The Global Aquaculture Alliance (GAA) and IFFO, the Marine Ingredients Organisation, recently released a new report on Southeast Asian trawl fisheries (link to PDF here). These fisheries supply seafood for human consumption (80 percent by volume according to the report) and also are used to produce fish meal and oil used in aquaculture feeds. While some environmental and social problems in these fisheries have come to light in recent years, there remains a great shortage of data. This report provides some of the best information available, and was written with the goal of spurring improvement efforts.
Since 2011, SFP has been working with industry stakeholders through a Supply Chain Roundtable (SR) focused on European reduction fisheries, and in 2015 convened another SR for similar fisheries in Latin America. And good progress has been made. According to our 2018 data, 90 percent of these fisheries are reasonably well-managed, and 80 percent are engaged in sustainability efforts (through certification and FIPs).
This new fishmeal report, focused on Thailand and Vietnam, tracks the decline in fisheries health starting in the 1960s and highlights some of the critical challenges facing these fisheries today. This includes poor management, weak enforcement, inadequate science, inappropriate fishing gear, and overfishing. A 2017 report published by Greenpeace identified similar challenges in China.

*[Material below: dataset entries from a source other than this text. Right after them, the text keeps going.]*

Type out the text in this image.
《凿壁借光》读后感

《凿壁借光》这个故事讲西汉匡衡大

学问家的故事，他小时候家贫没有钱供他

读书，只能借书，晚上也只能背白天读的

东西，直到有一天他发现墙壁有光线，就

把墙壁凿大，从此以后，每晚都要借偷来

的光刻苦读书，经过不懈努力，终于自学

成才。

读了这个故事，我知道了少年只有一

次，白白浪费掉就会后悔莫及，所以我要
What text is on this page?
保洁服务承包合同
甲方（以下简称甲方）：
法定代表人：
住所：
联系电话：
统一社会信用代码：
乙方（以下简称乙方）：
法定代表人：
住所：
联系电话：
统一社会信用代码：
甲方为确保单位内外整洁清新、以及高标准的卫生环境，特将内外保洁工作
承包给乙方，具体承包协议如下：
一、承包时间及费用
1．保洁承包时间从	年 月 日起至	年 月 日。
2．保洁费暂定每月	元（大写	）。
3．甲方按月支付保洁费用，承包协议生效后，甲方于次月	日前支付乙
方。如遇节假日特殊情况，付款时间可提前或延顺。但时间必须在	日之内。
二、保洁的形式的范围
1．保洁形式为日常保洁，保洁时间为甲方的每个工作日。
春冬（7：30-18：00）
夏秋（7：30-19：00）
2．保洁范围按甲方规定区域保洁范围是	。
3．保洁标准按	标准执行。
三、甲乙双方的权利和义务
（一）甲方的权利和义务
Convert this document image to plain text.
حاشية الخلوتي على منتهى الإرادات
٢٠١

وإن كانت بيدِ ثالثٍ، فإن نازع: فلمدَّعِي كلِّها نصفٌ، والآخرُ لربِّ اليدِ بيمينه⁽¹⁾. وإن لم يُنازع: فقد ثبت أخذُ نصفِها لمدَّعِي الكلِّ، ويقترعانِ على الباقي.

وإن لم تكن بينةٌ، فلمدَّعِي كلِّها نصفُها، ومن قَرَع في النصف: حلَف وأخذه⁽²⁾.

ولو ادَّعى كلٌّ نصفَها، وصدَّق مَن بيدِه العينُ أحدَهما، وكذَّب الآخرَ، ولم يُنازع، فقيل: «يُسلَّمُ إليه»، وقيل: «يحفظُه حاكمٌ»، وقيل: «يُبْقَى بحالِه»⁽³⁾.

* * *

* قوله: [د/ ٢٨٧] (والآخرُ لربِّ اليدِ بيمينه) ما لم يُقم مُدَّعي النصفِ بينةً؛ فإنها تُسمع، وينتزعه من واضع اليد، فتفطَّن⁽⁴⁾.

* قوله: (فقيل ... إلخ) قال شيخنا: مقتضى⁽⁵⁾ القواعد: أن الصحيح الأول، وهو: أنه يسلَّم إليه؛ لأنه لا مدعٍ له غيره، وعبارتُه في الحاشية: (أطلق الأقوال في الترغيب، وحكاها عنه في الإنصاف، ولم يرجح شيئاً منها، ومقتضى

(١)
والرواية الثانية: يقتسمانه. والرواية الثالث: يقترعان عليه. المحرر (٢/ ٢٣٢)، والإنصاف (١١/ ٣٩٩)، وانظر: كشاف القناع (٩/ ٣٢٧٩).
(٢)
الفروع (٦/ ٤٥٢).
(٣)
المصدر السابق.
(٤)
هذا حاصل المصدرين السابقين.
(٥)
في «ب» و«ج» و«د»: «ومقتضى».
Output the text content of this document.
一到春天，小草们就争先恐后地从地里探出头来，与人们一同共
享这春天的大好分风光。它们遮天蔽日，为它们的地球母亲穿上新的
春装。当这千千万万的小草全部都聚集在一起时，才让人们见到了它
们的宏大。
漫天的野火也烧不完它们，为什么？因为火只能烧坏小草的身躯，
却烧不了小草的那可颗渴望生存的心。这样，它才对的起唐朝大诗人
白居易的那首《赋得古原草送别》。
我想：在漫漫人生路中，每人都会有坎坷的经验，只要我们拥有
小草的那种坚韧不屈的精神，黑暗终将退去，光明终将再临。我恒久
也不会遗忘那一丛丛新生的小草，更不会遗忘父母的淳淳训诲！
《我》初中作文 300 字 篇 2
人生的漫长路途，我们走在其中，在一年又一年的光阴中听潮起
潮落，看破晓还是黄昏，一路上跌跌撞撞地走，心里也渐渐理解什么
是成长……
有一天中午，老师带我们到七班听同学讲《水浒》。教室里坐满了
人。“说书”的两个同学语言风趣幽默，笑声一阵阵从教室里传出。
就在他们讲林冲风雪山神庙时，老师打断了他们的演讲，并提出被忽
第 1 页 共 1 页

These fisheries are complex, as fishers will take dozens or more species in a single haul. With adequate science and oversight, these fisheries could be highly efficient. However, in addition to the challenges outlined above, we also lack broad consensus on the best ways to manage tropical multispecies, multi-gear fisheries.
As daunting as it seems to find ways to fix the problems, there are reasons for hope. Two leading aquaculture certifications, the Global Aquaculture Association’s Best Aquaculture Practices (BAP) program and the Aquaculture Stewardship Council’s (ASC) program, both have requirements that feed used on certified farms must contain raw materials sourced from responsible or sustainable fisheries. They also both recognize FIPs as part of their responsible sourcing requirements. In the fall of 2018, the IFFO Responsible Supply (RS) Improvers Program launched a multispecies pilot to test new criteria developed specifically to assess multispecies fisheries.
SFP continues to engage industry to support improvements, and we are cautiously optimistic that we will see several positive developments in 2019. In 2018, we relaunched our Asian Reduction Fisheries SR, which now counts several large feed manufacturers as members. We are working to engage these and other companies both directly and through the Seafood Task Force. One new FIP is already being tracked on FishSource, and we will likely see a handful more by the end of the year. The government of Thailand cleared its EU yellow card by addressing key management issues, and has publicly committed to enhancing the sustainability of Thai fisheries. In early 2019, we launched two projects with Duncan Leadbitter (project lead for this new report): one to develop a strategy for the Indonesian fishmeal and feed sector, including identifying priority FIPs, and a second working with the FAO to help develop practical tools for managing multispecies, multi-gear fisheries. While the challenge of fixing these fisheries is large, we have begun taking key steps in the right direction.